Morris Tribunal report - Confidence in gardaí must be restored
It has already happened, and the fact that such practices have been endemic to some extent in our national police force can only be damaging to public confidence in the force’s ability to be impartial.
Neither is it appropriate that the reports were released in the absence of the Dáil which should have had an immediate opportunity to debate the grave issues contained in them.
Mr Justice Frederick Morris, a former president of the High Court, found that the gardaí had been plagued by mass insubordination, and discipline had been seriously eroded.
While the general public was prepared to hear the worst of individual members of the force in Donegal, it was deeply worrying and unsettling that he found it was not confined to the county.
Mr Justice Morris delivered a devastating indictment of garda management in declaring that proper discipline had been lost in the force, and that cumbersome machinery was used to deal with complaints.
The Morris findings come not too long after Garda Commissioner Noel Conroy issued an apology to the Carthy family on foot of the Barr Tribunal which investigated the shooting of John Carthy by the Emergency Response Unit after a 25-hour stand-off outside his Abbeylara home and found senior gardaí in charge of the siege made fundamental errors managing the stand-off.
Although Mr Justice Morris identified specific misbehaviour by a number of individual officers in Donegal throughout the mid-1990s, his remarks will have fundamental reverberations for the appalling disciple he outlined.
It is hardly coincidental that Justice Minister Michael McDowell published a draft new disciplinary code for gardaí to coincide with the latest Morris Tribunal reports. This can only be regarded with a certain amount of cynicism, being seen as some kind of quick solution aimed at damage limitation to what Morris exposed.
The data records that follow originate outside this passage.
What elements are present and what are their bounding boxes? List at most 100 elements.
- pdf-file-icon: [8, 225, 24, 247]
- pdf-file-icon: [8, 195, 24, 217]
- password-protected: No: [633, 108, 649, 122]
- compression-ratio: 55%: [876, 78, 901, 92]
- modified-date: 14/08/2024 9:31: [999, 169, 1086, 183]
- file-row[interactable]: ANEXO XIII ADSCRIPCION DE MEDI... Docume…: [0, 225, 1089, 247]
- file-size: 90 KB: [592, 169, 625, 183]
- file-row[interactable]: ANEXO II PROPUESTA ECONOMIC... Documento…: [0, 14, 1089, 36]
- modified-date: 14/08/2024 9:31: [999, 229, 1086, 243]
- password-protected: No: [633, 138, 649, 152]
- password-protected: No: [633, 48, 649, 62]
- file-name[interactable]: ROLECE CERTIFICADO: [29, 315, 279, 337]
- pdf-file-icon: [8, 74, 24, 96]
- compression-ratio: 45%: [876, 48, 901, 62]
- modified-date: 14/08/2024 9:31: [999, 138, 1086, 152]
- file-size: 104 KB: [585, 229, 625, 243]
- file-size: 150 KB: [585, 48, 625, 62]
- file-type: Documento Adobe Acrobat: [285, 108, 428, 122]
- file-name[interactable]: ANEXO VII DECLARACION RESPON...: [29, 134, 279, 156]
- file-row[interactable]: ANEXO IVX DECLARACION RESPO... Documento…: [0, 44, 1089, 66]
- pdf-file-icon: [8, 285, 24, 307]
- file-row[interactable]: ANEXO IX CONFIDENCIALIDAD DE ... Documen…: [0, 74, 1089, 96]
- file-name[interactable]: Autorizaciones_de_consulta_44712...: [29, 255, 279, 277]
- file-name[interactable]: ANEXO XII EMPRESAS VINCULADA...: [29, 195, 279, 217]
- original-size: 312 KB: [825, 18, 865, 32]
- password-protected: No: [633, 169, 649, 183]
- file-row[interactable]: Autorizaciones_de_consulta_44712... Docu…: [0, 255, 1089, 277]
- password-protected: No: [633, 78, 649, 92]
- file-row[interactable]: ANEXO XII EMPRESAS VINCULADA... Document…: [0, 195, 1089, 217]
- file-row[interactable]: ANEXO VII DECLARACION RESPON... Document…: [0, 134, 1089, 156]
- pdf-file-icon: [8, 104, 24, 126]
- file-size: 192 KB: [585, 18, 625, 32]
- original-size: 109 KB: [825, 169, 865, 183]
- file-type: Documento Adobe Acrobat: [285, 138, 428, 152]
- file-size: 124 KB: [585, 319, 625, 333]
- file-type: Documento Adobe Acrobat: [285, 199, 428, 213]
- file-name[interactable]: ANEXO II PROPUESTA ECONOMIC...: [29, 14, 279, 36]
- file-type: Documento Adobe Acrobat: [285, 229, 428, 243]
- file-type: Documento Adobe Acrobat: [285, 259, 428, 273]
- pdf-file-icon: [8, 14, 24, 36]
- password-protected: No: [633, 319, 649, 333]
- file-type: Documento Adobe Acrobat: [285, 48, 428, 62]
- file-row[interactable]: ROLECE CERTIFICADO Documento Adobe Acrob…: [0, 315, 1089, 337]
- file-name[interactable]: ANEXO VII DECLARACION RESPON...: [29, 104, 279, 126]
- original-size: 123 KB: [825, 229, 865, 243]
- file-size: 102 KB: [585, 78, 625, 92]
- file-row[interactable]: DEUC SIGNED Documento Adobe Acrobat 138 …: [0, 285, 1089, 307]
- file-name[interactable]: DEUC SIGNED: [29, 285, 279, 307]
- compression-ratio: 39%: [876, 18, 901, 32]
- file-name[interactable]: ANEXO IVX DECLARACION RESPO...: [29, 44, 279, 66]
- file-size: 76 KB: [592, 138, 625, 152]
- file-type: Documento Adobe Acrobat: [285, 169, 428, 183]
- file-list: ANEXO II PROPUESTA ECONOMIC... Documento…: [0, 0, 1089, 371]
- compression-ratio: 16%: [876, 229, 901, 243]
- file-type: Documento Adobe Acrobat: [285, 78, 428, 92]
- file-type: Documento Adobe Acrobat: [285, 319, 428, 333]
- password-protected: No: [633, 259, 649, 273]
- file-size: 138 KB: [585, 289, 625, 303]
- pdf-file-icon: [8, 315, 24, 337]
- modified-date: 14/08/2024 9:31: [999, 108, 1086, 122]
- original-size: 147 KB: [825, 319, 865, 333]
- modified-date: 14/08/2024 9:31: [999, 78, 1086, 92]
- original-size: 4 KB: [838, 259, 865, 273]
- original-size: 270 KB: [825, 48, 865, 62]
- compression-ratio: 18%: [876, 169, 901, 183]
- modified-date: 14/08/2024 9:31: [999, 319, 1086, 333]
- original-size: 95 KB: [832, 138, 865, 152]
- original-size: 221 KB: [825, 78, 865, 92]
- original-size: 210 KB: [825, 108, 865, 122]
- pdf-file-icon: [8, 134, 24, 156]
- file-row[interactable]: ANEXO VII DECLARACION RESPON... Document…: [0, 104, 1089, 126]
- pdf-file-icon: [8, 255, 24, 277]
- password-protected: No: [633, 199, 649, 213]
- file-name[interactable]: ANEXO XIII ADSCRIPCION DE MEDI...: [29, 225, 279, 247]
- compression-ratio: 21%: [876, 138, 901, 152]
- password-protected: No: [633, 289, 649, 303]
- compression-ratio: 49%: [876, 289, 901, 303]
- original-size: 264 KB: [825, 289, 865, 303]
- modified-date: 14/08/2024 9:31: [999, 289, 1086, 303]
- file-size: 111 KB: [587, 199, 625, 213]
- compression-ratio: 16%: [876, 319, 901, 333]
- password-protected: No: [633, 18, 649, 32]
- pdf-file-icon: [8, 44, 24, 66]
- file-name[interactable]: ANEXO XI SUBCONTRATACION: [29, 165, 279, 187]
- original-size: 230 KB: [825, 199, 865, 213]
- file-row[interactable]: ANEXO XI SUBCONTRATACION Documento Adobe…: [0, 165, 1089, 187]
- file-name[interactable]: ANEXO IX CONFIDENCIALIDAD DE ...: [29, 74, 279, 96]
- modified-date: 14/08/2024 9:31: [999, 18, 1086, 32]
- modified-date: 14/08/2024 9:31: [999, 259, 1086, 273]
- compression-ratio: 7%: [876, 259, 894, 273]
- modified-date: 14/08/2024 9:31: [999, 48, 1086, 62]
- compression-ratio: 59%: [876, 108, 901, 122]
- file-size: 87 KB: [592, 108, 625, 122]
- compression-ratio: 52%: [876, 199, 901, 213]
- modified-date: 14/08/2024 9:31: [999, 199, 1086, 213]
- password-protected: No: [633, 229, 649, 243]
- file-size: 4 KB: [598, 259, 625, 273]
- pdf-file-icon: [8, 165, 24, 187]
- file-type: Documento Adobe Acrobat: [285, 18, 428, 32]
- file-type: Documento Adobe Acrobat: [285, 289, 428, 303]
Given the scathing and comprehensive criticism levelled at the force by Mr Justice Morris, it is a matter of extreme urgency that the confidence and respect of the public be restored in our national police force.
However, already, GRA general secretary PJ Stone has described the minister’s timing as “opportunistic” and said it made a “mockery” of the Garda consultation and conciliation process between the department, management and the staff associations.
Mr McDowell has acknowledged, because he could not do otherwise, that the finding by the tribunal that discipline had been severely eroded was a very grave thing.
In considering his draft proposals, Mr McDowell should bear in mind that Mr Justice Morris called for firm but fair measures to combat abuse of the system and restore morale.